Several important themes emerge during this seminal decade, including those of female strength and resilience, the confrontation between humans and nature, and the world of dreams and unconscious thought, the latter of which holds particular significance for the artist, who has been recording her dreams since the early 1970s. Linhares notes, “The process of painting is for me an ongoing investigation parallel to a dream state. My concerns while working are to remaining open to an unfolding process over time. I trust my intuitive state as it has proven to be my better guide in assisting me in integrating the physical act of painting with my emotional self, that promises renewal.”
Several works in the exhibition nod to art historical figures and tropes, often through a feminist revisionist perspective. Self portrait as Van Gogh boldly re-imagines Linhares as the lauded 19th century Dutch painter, whose personal struggles bolstered his legacy of greatness. In this work, Linhares depicts herself elegantly attired in a ruffled dress and three-stranded pearl necklace, holding a bloodied knife in one neatly manicured hand, and a freshly mutilated ear in the other. By tackling this famed painting head-on, Linhares calls into question how differently madness might be interpreted had Van Gogh been a woman.
A pioneering figure of Bay Area figuration, this exhibition offers a rare glimpse into Linhares’s early work, in which she is developing the hallmark subjects and structure of her vivid paintings, guided by an intuitive, introspective process that challenges accepted notions of “good taste.”

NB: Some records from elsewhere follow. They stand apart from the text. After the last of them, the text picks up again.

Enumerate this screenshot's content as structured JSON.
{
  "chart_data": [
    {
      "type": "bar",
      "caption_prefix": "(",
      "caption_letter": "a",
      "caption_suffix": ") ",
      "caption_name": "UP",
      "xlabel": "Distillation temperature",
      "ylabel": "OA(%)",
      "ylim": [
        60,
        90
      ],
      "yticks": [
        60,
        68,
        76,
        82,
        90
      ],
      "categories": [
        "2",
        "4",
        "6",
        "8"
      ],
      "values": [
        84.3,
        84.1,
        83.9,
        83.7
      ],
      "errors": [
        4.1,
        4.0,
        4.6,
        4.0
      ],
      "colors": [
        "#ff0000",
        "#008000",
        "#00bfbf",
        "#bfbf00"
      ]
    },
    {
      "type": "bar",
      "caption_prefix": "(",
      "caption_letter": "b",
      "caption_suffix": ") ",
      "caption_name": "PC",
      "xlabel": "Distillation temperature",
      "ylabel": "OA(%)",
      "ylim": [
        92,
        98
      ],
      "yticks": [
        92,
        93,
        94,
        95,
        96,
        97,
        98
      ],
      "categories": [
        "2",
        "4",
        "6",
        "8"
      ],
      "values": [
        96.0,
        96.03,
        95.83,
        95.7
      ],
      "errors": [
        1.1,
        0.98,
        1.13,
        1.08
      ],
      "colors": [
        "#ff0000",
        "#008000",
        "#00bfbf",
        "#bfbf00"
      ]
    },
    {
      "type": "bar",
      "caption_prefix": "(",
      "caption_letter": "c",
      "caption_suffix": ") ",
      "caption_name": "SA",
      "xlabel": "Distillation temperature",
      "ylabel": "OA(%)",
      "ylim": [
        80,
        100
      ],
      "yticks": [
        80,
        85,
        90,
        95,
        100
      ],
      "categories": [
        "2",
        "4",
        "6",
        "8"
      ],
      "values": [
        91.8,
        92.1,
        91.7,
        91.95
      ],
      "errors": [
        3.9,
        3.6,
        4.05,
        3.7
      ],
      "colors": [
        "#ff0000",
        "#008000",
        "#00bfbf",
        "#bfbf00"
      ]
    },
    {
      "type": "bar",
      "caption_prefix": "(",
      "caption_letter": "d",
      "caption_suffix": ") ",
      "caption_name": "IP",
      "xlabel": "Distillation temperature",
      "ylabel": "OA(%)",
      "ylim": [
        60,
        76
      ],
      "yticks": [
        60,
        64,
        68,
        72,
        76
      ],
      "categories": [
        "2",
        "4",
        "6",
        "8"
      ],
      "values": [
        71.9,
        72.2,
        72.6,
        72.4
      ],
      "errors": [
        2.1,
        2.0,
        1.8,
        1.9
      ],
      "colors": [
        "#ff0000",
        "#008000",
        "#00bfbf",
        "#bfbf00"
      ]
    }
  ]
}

Judith Linhares (b. 1940 in Pasadena, CA) lives and works in Brooklyn, NY. Her work has been included in major group exhibitions worldwide, including the influential 1978 Bad Painting exhibition at the New Museum, organized by legendary curator Marcia Tucker, and the 1984 Venice Biennale. She is the recipient of a Guggenheim Fellowship and multiple grants from the National Endowments for the Arts. Recent solo exhibitions include those held at Massimo de Carlo, London, UK (2023); P·P·O·W, New York, NY (2022) and the Sarasota Art Museum, Ringling College of Art + Design, Sarasota, FL (2021). Her work is held in the permanent collections of the Berkeley Art Museum, CA; the Crocker Art Museum, Sacramento, CA; the de Young Museum, San Francisco, CA; the Museum of Contemporary Art, San Diego, CA; the Pennsylvania Academy of the Fine Arts, PA; the San Francisco Museum of Modern Art, CA; the San Jose Museum of Art, CA; the Smithsonian American Art Museum, Washington, D.C.; and the Whitney Museum of American Art, NY, among others.